We took our pictures, dutifully ” Oh’d and Ah’d” before walking up through the zoological Gardens to George Street where we found the Apple Store and bought another charging lead for the I pad as the fake one Had packed up.
It wasn’t much of a stroll then back to the apartment where we crashed on the bed and slept till about 1900 when it was a reasonable time to phone home.
Jaki contacted her sister and her Mum and I contacted Lloyd’s Bank.
This isn’t a very easy and I assume, will prove to be an expensive experience. In order to get through to a human you have to answer a series of security questions, put in secret codes, key in card details and wear a Mo for charity. Then you get to a person with a Glaswegian accent who advises they can’t help until they’ve asked you some ‘security questions’ to ensure you are who you say you are. How do they think you got this far if you were a fraud?
The cruncher came when they asked me what my current balance was. I don’t know,
You made a withdraw on 1st November, how much for?
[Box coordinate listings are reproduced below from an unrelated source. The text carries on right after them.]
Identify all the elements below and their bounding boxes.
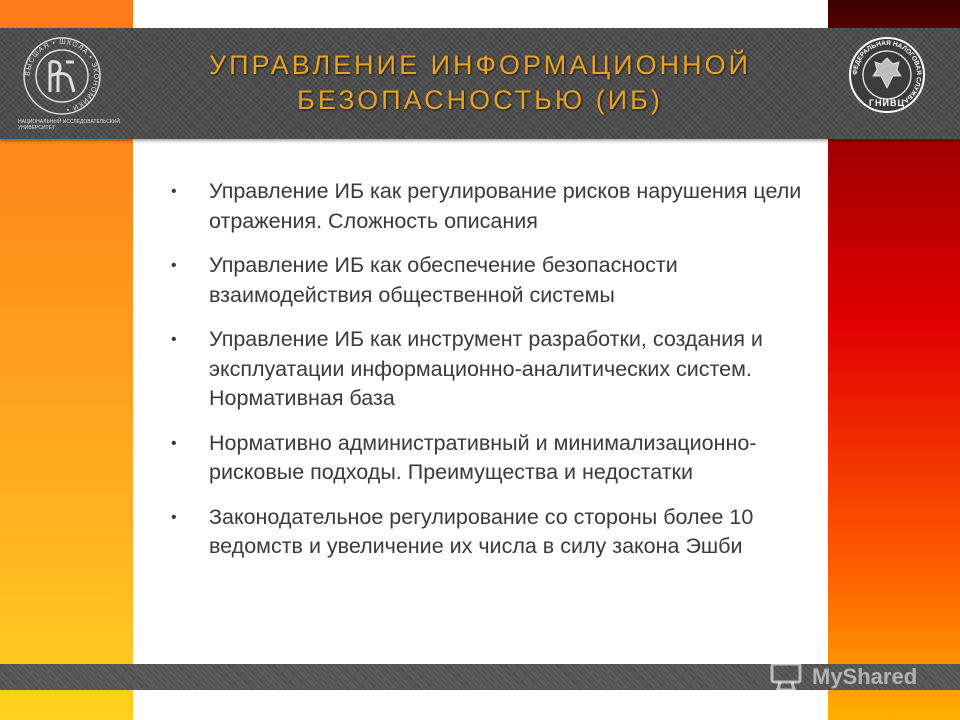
bullet-text: Управление ИБ как регулирование рисков нарушения цели отражения. Сложность описания bbox=[209, 179, 802, 233]
slide-title bbox=[150, 48, 810, 118]
hse-ring-text: ВЫСШАЯ • ШКОЛА • ЭКОНОМИКИ • bbox=[24, 38, 100, 113]
list-item bbox=[165, 503, 805, 562]
watermark-text: MyShared bbox=[812, 664, 918, 689]
bullet-dot: • bbox=[171, 257, 177, 274]
bullet-text: Управление ИБ как обеспечение безопасности взаимодействия общественной системы bbox=[209, 253, 678, 307]
bullet-text: Нормативно административный и минимализационно-рисковые подходы. Преимущества и недостатки bbox=[209, 430, 757, 484]
list-item bbox=[165, 177, 805, 236]
myshared-logo-icon bbox=[768, 658, 806, 694]
bullet-list-container bbox=[165, 177, 805, 577]
bullet-dot: • bbox=[171, 183, 177, 200]
bullet-text: Законодательное регулирование со стороны более 10 ведомств и увеличение их числа в силу закона Эшби bbox=[209, 504, 754, 558]
bullet-dot: • bbox=[171, 508, 177, 526]
hse-caption-line1: НАЦИОНАЛЬНЫЙ ИССЛЕДОВАТЕЛЬСКИЙ bbox=[18, 119, 120, 125]
slide-header bbox=[0, 28, 960, 139]
hse-logo bbox=[18, 34, 138, 134]
fns-ring-text: ФЕДЕРАЛЬНАЯ НАЛОГОВАЯ СЛУЖБА bbox=[851, 39, 923, 105]
list-item bbox=[165, 325, 805, 414]
slide-title-line2: БЕЗОПАСНОСТЬЮ (ИБ) bbox=[297, 85, 663, 115]
bullet-dot: • bbox=[171, 331, 177, 348]
fns-logo bbox=[848, 36, 926, 126]
slide-title-line1: УПРАВЛЕНИЕ ИНФОРМАЦИОННОЙ bbox=[208, 50, 752, 80]
bullet-text: Управление ИБ как инструмент разработки, создания и эксплуатации информационно-аналитических систем. Нормативная база bbox=[209, 327, 763, 410]
hse-caption-line2: УНИВЕРСИТЕТ bbox=[18, 125, 55, 131]
fns-org-name: ГНИВЦ bbox=[868, 98, 906, 108]
hse-caption bbox=[18, 119, 136, 131]
myshared-watermark[interactable] bbox=[768, 656, 938, 696]
list-item bbox=[165, 429, 805, 488]
bullet-dot: • bbox=[171, 434, 177, 452]
hse-emblem-icon bbox=[18, 34, 118, 118]
bullet-list bbox=[165, 177, 805, 562]
list-item bbox=[165, 251, 805, 310]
I don’t know.
Having been traveling for a week, crossed several time zones and swallowed 50 Mg’s of Valium, I don’t even know which day it is that alone how much I withdrew on 1st November.
Could I not check my account on line, they suggested helpfully.
So, I opened up the iPad, logged into the account and noted that I had withdrawn £100 in ASDA, Winterbourne.
Sorry Sir I can’t help you now as you’ve failed to answer the three security questions correctly, you will have to redial and go through it all again with another person.
Redial, go through it all again, another person. Are you mad?
But they have you by the balls as they have your money and you have to eat, so I went through the process once again With more success but they couldn’t help, I had to be put through to the Fraud department, and they gave me a reference number.
When I eventually got through they told me there was no problem with my card as far as they could tell and never once did they asked for my reference number.
If I can impart one bit of advice to future travelers, don’t bother with travellers cheques, no one takes them and there is a charge in the Bank to cash them. Bring cash and be careful or pre loaded cards.
Older, hungrier and a lot more stressed we called it quits and went out to get a beer.